Около входа в подземелье никого не было, но хорошо был заметен примятый бурьян. Колька шагнул под крышу сарайчика, низко склонился над землей и нащупал в земле отверстие входа. Осторожно, чтобы не оступиться, он опустил сначала одну ногу и нащупал ею неровную, с горбатым выступом ступеньку, а потом шагнул другой ногой. Точно таким же образом он спустился еще на одну ступеньку. Колька опасался, что ноги его могут соскользнуть с кривой поверхности, и ему хотелось держаться за что-нибудь руками, но прикасаться к стенам, которых он не видел в темноте, ему было противно, и он просто сжал руки в кулаки и вытянул их по швам. Собравшись с духом и заставляя себя думать о Ване, а не о страшных мерзостях, наподобие пауков, крыс, червей и костей, которые могут встретиться в подземелье, Колька продвинулся вниз еще на одну ступеньку. Проход был узкий и низкий, и Кольке пришлось согнуться, чтобы не стукнуться головой о верхний земляной пласт. Протискиваясь подобным образом в проход, Колька едва не свалился с последней ступеньки, покачнулся, невольно взмахнул руками и задел холодные липкие стены. От неожиданности он вскрикнул. Его голос, тонкий и жалобный, показался ему глухим и незнакомым. Колькина душа всколыхнулась и затрепетала во сто крат сильнее, чем тело, внутри всё сжалось, и судорогой свело рот, из глаз потекли слезы. Колька ревел беззвучно и не знал, что ему делать. Он потерял нужное направление и не знал теперь, в которую сторону от его тела тянется проход. У него не было с собой спичек, чтобы можно было посветить вокруг, а без дополнительного света он разглядеть ничего не мог.

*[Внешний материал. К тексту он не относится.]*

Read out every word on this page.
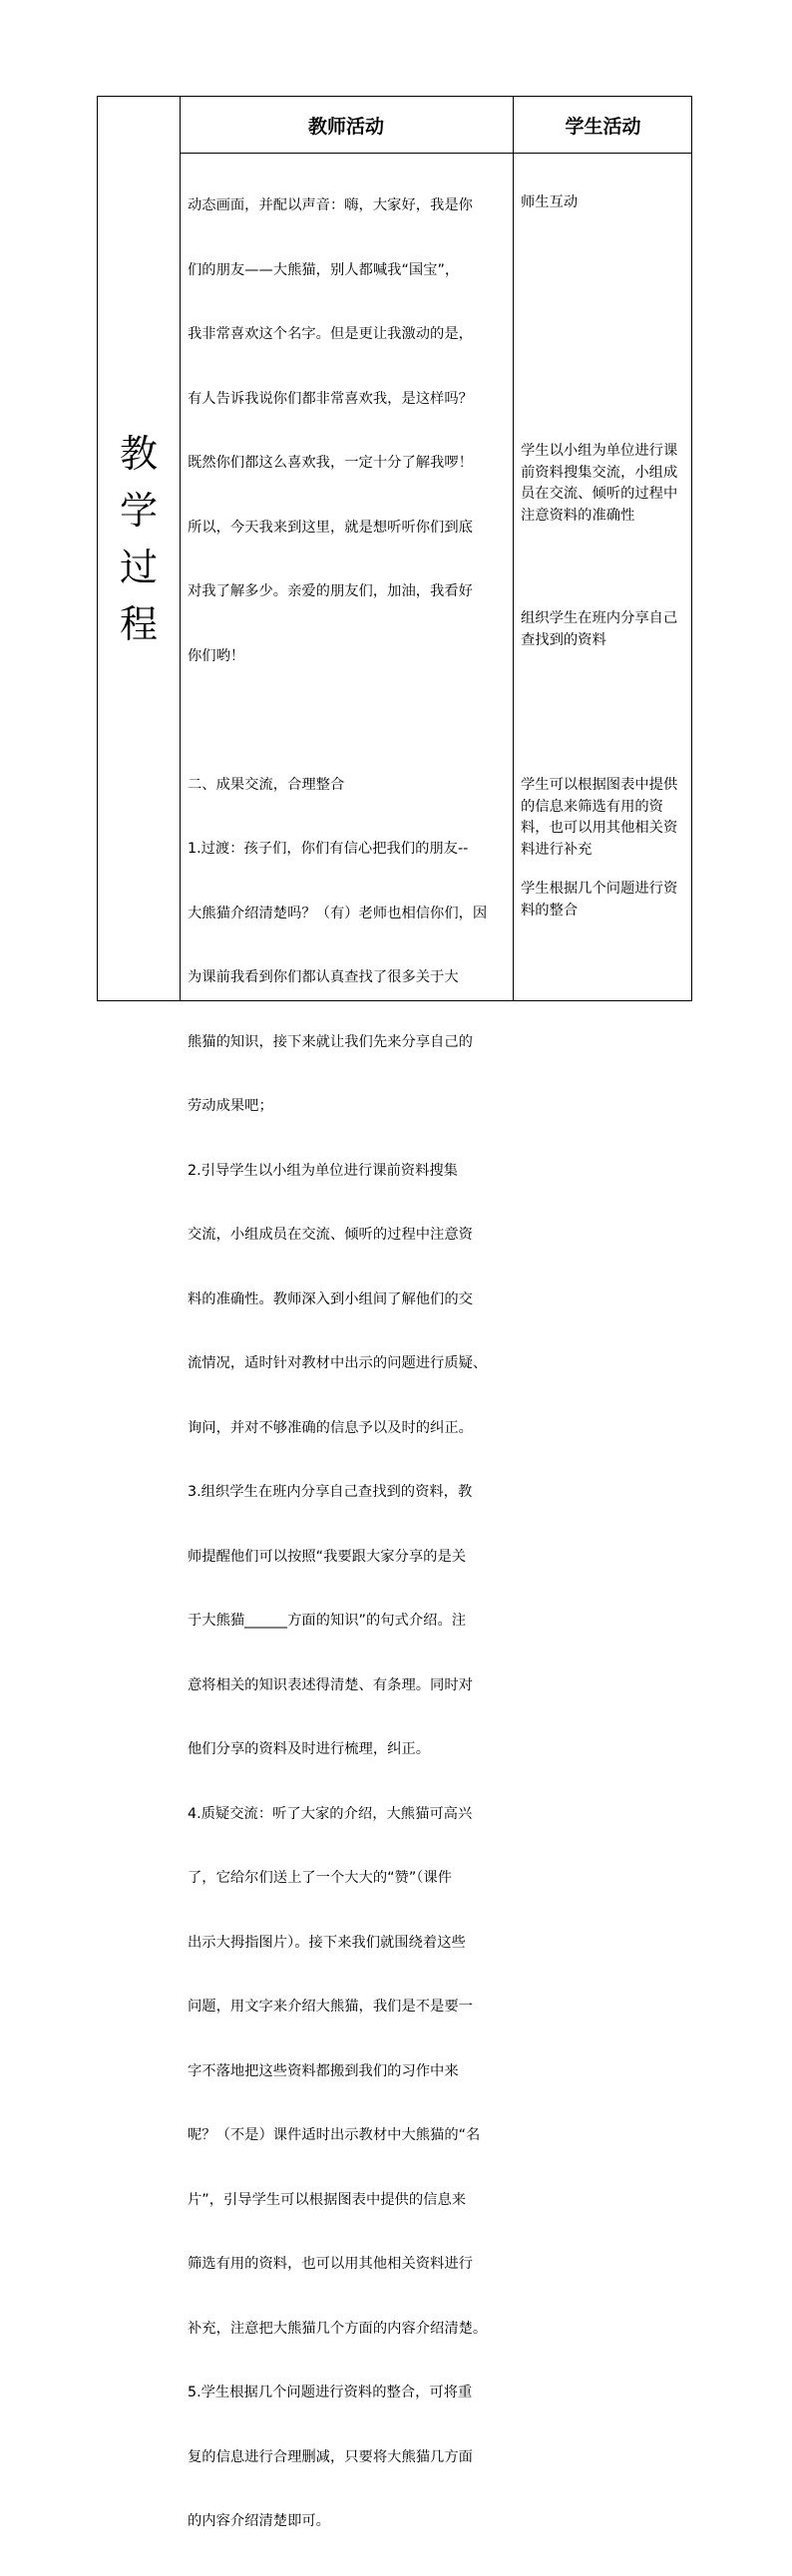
教师活动	学生活动
教
学
过
程

动态画面，并配以声音：嗨，大家好，我是你

们的朋友——大熊猫，别人都喊我“国宝”，

我非常喜欢这个名字。但是更让我激动的是，

有人告诉我说你们都非常喜欢我，是这样吗？

既然你们都这么喜欢我，一定十分了解我啰！

所以，今天我来到这里，就是想听听你们到底

对我了解多少。亲爱的朋友们，加油，我看好

你们哟！

二、成果交流，合理整合

1.过渡：孩子们，你们有信心把我们的朋友--

大熊猫介绍清楚吗？（有）老师也相信你们，因

为课前我看到你们都认真查找了很多关于大

熊猫的知识，接下来就让我们先来分享自己的

劳动成果吧；

2.引导学生以小组为单位进行课前资料搜集

交流，小组成员在交流、倾听的过程中注意资

料的准确性。教师深入到小组间了解他们的交

流情况，适时针对教材中出示的问题进行质疑、

询问，并对不够准确的信息予以及时的纠正。

3.组织学生在班内分享自己查找到的资料，教

师提醒他们可以按照“我要跟大家分享的是关

于大熊猫______方面的知识”的句式介绍。注

意将相关的知识表述得清楚、有条理。同时对

他们分享的资料及时进行梳理，纠正。

4.质疑交流：听了大家的介绍，大熊猫可高兴

了，它给尔们送上了一个大大的“赞”（课件

出示大拇指图片）。接下来我们就围绕着这些

问题，用文字来介绍大熊猫，我们是不是要一

字不落地把这些资料都搬到我们的习作中来

呢？（不是）课件适时出示教材中大熊猫的“名

片”，引导学生可以根据图表中提供的信息来

筛选有用的资料，也可以用其他相关资料进行

补充，注意把大熊猫几个方面的内容介绍清楚。

5.学生根据几个问题进行资料的整合，可将重

复的信息进行合理删减，只要将大熊猫几方面

的内容介绍清楚即可。

师生互动
学生以小组为单位进行课前资料搜集交流，小组成员在交流、倾听的过程中注意资料的准确性
组织学生在班内分享自己查找到的资料
学生可以根据图表中提供的信息来筛选有用的资料，也可以用其他相关资料进行补充
学生根据几个问题进行资料的整合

Вдруг справа от себя он услышал какой-то шорох. «Крысы!» – тут же мелькнула у Кольки мысль, он съежился и застучал зубами.

– Кто здесь? – раздался голос, показавшийся Кольке голосом дьявола, доносящимся из преисподней.

Колька хотел ответить, но язык его онемел и сам он весь пришел в оцепенение, а потом мысли его спутались настолько, что он не мог решить, что ответить на услышанный простой вопрос. Он выставил перед собой вытянутые руки, чтобы загородиться от того неведомого, что было впереди. Прошло несколько секунд, показавшихся Кольке очень длинными. Ничего не происходило. Осторожно он сделал короткий шаг вперед. Под ногой зашуршала галька. Колька при этом съежился, как от громового раската.